DjangoCon Europe 2019: Nothingness and identity in Python and Django
Writeup of the DjangoCon Europe 2019 talk »Nothingness and identity in Python and Django« by Daniele Procida
Daniele Procida: Works at Divio with their Django-based cloud platform. A Django core developer, and until recently, served as the Vice President of the Django Software Foundation.
Plato vs Aristotle
Plato established the idea that form is only a shadowy copy of ideal forms, while Aristotle argues that form only exists as the form of substance, and knowledge and truth require us to generalise from the particular. These contrary views (which in truth are way more subtle and complex) represent two different directions of thought.
Most people find themselves drawn more to one or the other of these approaches – basically bottom-up or top-bottom thinking. You can use this to understand the history of philosophy in the last 25 centuries.
Handbooks are very much Aristotle: functions, objects, attributes galore! Aristotle on function said that the defining human function is rational activity, and the relationship between what a being is and what a being does.
Philosophical concepts are embedded and literally expressed deeply within programming.
Programming axioms
Programming features enjoyable philosophical, lyrical sentences, like "Values have types, variables don't", or "Functions are first-class values.", just like philosophy. They also share being hard to understand, the first 20 times you read them.

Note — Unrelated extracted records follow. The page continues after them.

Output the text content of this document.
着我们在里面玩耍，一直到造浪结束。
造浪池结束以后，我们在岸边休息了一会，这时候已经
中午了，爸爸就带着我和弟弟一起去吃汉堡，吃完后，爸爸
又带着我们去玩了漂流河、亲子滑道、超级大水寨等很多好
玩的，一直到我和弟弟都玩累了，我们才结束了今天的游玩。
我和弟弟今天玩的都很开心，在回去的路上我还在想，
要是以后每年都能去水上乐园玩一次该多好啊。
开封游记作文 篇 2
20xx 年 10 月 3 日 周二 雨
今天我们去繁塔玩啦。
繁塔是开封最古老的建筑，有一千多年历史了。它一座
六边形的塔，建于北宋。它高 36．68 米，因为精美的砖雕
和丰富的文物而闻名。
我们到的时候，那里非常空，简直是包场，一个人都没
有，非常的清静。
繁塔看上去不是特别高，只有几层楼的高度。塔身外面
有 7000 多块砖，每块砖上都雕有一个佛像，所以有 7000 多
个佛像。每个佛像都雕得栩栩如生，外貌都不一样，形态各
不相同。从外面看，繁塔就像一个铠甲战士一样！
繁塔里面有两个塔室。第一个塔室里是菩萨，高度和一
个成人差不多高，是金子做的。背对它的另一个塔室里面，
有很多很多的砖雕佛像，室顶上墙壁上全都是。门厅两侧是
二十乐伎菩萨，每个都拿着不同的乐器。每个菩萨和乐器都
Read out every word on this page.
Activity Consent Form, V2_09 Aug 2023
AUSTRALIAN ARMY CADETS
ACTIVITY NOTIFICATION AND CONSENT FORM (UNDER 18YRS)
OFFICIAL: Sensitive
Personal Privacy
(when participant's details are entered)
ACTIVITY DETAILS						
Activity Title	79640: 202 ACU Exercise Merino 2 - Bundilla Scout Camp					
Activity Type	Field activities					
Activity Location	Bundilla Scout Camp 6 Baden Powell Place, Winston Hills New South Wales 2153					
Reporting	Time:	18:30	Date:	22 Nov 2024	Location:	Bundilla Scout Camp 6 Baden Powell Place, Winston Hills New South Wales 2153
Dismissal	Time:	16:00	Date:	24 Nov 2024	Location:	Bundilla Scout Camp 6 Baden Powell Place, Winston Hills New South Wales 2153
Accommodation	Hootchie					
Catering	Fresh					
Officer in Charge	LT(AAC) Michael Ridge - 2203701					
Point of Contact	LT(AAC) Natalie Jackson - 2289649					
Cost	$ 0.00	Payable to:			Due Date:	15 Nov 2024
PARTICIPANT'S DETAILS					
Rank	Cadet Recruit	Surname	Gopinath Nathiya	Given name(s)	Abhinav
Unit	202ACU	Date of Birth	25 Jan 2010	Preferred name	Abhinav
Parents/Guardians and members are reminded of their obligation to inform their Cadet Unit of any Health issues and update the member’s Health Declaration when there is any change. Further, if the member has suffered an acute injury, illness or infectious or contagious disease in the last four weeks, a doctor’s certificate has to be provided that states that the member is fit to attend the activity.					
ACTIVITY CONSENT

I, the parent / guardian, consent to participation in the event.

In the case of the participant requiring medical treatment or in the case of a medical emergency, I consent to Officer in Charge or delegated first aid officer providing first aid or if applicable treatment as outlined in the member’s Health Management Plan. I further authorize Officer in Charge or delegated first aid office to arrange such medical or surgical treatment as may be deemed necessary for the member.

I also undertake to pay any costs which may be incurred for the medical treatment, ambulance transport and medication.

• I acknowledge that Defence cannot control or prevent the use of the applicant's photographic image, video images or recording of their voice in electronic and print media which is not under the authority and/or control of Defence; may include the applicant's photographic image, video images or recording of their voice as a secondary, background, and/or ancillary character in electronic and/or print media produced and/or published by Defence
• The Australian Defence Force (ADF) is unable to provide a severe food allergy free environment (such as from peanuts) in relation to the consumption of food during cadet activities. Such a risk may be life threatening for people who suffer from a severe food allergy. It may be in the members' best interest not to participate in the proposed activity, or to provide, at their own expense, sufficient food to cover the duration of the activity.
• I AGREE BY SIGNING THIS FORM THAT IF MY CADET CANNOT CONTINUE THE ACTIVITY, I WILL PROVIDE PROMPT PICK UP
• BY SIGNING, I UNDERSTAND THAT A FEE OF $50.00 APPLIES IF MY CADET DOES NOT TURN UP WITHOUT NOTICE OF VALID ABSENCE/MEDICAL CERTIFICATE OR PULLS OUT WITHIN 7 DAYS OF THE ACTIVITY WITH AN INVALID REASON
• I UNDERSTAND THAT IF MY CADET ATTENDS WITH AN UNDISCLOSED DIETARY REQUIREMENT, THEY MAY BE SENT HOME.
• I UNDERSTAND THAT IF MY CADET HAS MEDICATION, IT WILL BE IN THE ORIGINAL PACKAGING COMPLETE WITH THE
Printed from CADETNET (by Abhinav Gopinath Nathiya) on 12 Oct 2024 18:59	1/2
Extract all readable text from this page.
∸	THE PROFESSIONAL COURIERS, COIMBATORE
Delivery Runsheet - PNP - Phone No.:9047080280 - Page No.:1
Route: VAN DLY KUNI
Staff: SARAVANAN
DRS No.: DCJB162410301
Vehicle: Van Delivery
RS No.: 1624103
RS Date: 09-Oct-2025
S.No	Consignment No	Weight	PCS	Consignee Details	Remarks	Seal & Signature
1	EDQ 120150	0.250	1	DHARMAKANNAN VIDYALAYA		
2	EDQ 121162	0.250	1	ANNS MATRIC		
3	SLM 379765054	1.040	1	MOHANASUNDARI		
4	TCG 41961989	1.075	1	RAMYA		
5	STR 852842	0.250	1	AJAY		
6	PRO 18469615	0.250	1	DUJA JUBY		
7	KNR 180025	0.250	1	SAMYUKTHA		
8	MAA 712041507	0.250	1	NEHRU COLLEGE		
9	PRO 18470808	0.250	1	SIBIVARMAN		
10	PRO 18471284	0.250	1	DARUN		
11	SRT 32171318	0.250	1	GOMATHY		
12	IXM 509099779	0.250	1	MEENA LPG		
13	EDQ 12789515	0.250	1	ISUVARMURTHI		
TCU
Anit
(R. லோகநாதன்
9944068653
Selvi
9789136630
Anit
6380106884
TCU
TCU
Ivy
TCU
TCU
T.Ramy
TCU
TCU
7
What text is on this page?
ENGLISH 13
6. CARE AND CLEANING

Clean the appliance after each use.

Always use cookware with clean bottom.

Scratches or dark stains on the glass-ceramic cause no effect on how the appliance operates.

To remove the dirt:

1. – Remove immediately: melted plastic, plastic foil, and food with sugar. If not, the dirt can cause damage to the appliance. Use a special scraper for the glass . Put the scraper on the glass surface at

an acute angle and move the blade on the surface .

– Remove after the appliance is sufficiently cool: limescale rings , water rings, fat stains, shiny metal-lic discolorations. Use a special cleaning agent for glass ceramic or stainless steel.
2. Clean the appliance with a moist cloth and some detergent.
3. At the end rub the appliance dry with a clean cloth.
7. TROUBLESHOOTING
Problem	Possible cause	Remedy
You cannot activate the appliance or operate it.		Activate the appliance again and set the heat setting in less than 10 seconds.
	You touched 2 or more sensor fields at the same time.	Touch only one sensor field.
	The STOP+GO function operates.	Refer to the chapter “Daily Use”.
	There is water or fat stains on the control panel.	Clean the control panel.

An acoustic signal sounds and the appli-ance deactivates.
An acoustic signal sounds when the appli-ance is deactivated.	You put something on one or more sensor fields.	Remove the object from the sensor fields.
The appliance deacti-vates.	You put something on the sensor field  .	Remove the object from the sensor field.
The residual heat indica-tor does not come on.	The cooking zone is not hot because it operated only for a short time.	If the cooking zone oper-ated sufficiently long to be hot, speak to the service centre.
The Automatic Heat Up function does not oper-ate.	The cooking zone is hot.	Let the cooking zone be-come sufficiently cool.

"Python correctly distinguishes between an initializer and a constructor […] Many languages (like Java) conflate the two, incorrectly calling this a constructor" – see, now you know to feel superior, without even knowing why the side you're on is better.
Nothing(ness) matters
Even children know what nothing is, but programming manages to make the concept much more complex – just like philosophers do. Both know many different kinds of Nothing. So once you start modeling the world, we need to think about the types of nothingness in the world.
Identity and being
Even children know how to say that something "is", as does the Python beginner. Getting into comparisons and deep/shallow copies, suddenly you have problems with equality and identity.
"It depends on what the meaning of the word 'is' is." – Bill Clinton, testimony before the grand jury.
Plato vs Aristotle?
For Plato, we should focus on ideal forms that exist in and of themselves and define concrete things. Class-based OOP defines abstract classes and instantiates objects.
Aristotle focuses on concrete particulars, in which form inheres, and in which we see the generals. Prototype-based OOP creates concrete objects and clones them to create new ones.
Any debate between a pragmatists and idealists can be mapped to this, for example.
You don't have to choose an answer, but you have to be aware of this dimension, and of the two directions. You'll feel the demand to respond to this question, because you are a programmer. Maybe the people who become programmers are already inclined to philosophical thinking. Maybe programming does something to the way programmers think – but they are definitely equipped with insights into philosophical concepts, and not only logics! Identity, nothingness, physics of existence, ontology, too.
Kant on nothingness or Kant on logical judgement would be fascinating to see from the eyes of a programmer. Or about substance, identity, equivalence, positivity, utopia, types, substance.
Programmers are made for philosophy, and they are genuinely good at it. Let's carry on these conversations.